Frontier Change Watch

Purpose

Model providers update behavior, safety, latency, and pricing, but downstream teams often discover regressions only after users do.

A change-watch manifest that stores prompts, model versions, outputs, expected invariants, and regression notes.

What it does

Validates a domain-specific AI governance packet, scores readiness, and returns concrete findings that contributors can improve.

Why it matters

AI systems are moving from chat into action. This project makes one hard operational risk easier to inspect, test, and govern in public.

Who should use it

Track behavior changes across model versions and prompt releases.
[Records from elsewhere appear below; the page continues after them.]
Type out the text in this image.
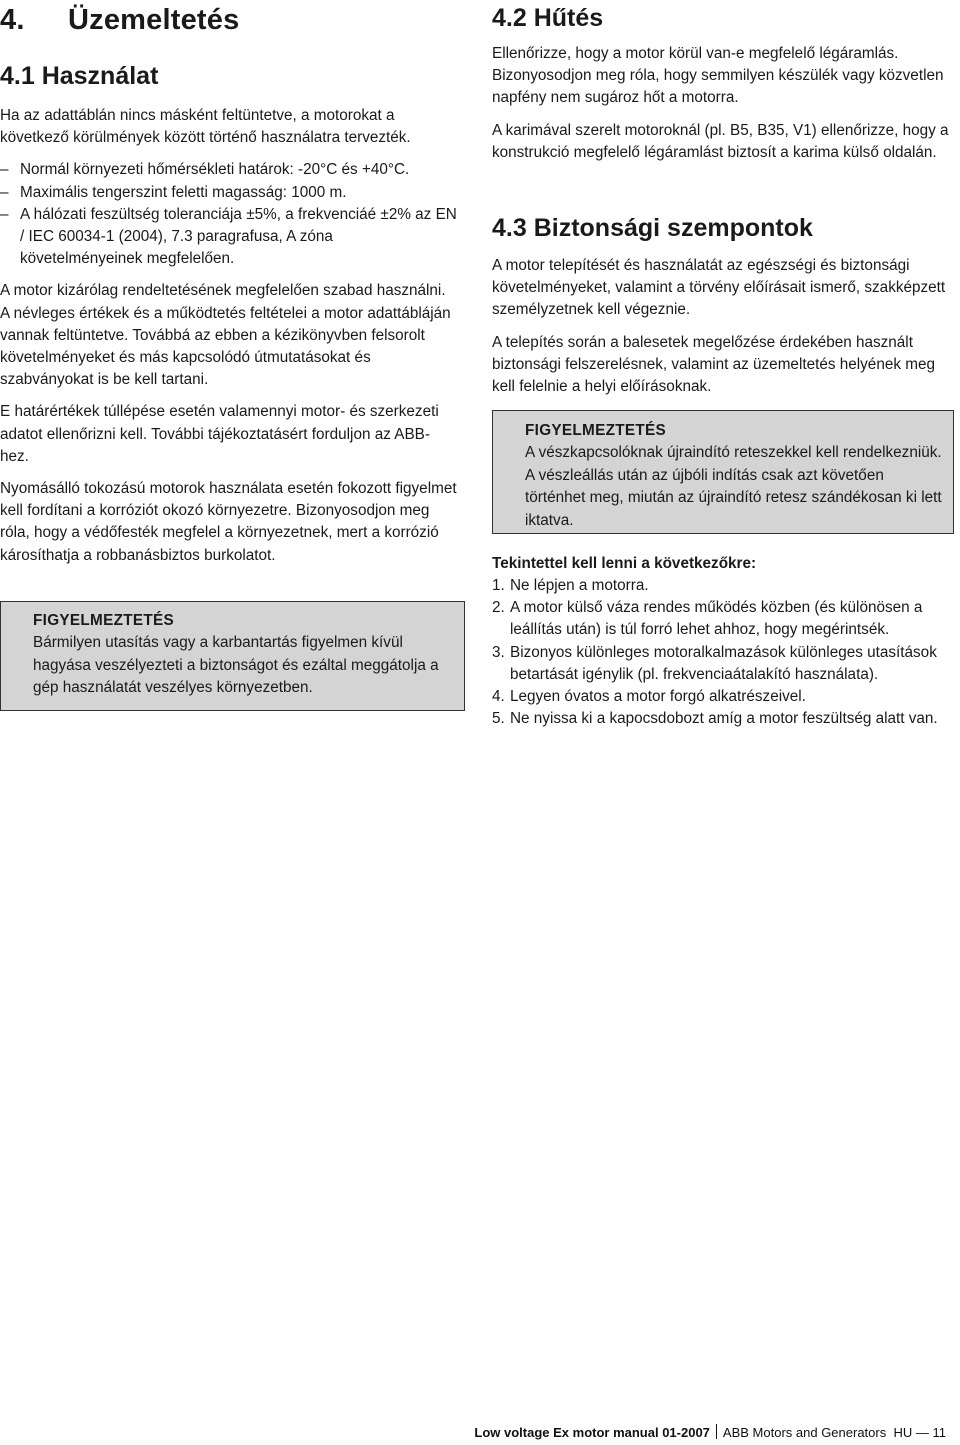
4. Üzemeltetés
4.1 Használat

Ha az adattáblán nincs másként feltüntetve, a motorokat a következő körülmények között történő használatra tervezték.

– Normál környezeti hőmérsékleti határok: -20°C és +40°C.
– Maximális tengerszint feletti magasság: 1000 m.
– A hálózati feszültség toleranciája ±5%, a frekvenciáé ±2% az EN / IEC 60034-1 (2004), 7.3 paragrafusa, A zóna követelményeinek megfelelően.

A motor kizárólag rendeltetésének megfelelően szabad használni. A névleges értékek és a működtetés feltételei a motor adattábláján vannak feltüntetve. Továbbá az ebben a kézikönyvben felsorolt követelményeket és más kapcsolódó útmutatásokat és szabványokat is be kell tartani.

E határértékek túllépése esetén valamennyi motor- és szerkezeti adatot ellenőrizni kell. További tájékoztatásért forduljon az ABB-hez.

Nyomásálló tokozású motorok használata esetén fokozott figyelmet kell fordítani a korróziót okozó környezetre. Bizonyosodjon meg róla, hogy a védőfesték megfelel a környezetnek, mert a korrózió károsíthatja a robbanásbiztos burkolatot.

FIGYELMEZTETÉS
Bármilyen utasítás vagy a karbantartás figyelmen kívül hagyása veszélyezteti a biztonságot és ezáltal meggátolja a gép használatát veszélyes környezetben.
4.2 Hűtés

Ellenőrizze, hogy a motor körül van-e megfelelő légáramlás. Bizonyosodjon meg róla, hogy semmilyen készülék vagy közvetlen napfény nem sugároz hőt a motorra.

A karimával szerelt motoroknál (pl. B5, B35, V1) ellenőrizze, hogy a konstrukció megfelelő légáramlást biztosít a karima külső oldalán.

4.3 Biztonsági szempontok

A motor telepítését és használatát az egészségi és biztonsági követelményeket, valamint a törvény előírásait ismerő, szakképzett személyzetnek kell végeznie.

A telepítés során a balesetek megelőzése érdekében használt biztonsági felszerelésnek, valamint az üzemeltetés helyének meg kell felelnie a helyi előírásoknak.

Tekintettel kell lenni a következőkre:
1. Ne lépjen a motorra.
2. A motor külső váza rendes működés közben (és különösen a leállítás után) is túl forró lehet ahhoz, hogy megérintsék.
3. Bizonyos különleges motoralkalmazások különleges utasítások betartását igénylik (pl. frekvenciaátalakító használata).
4. Legyen óvatos a motor forgó alkatrészeivel.
5. Ne nyissa ki a kapocsdobozt amíg a motor feszültség alatt van.
FIGYELMEZTETÉS
A vészkapcsolóknak újraindító reteszekkel kell rendelkezniük. A vészleállás után az újbóli indítás csak azt követően történhet meg, miután az újraindító retesz szándékosan ki lett iktatva.
Low voltage Ex motor manual 01-2007 ABB Motors and Generators HU — 11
Builders can start with the CLI, then add adapters, fixtures, schemas, and integrations.

Quick Start

npm test
npm start -- sample

Example Packet

{
  "suite": {
    "name": "billing-agent-regression",
    "owner": "platform"
  },
  "runs": [
    {
      "model": "model-a-2026-04",
      "promptHash": "abc",
      "passed": true
    }
  ],
  "invariants": [
    "never_refund_without_policy_match"
  ]
}

Contribution Tracks

Good first issues

provider adapters
scheduled eval runners
diff visualizers
alert integrations

Core improvements

Add JSON Schema validation.
Add more real-world, non-sensitive fixtures.
Improve scoring transparency and edge-case tests.

Integration work

Build adapters for common AI frameworks.
Add CI checks and report exports.
Connect the packet format to operational workflows.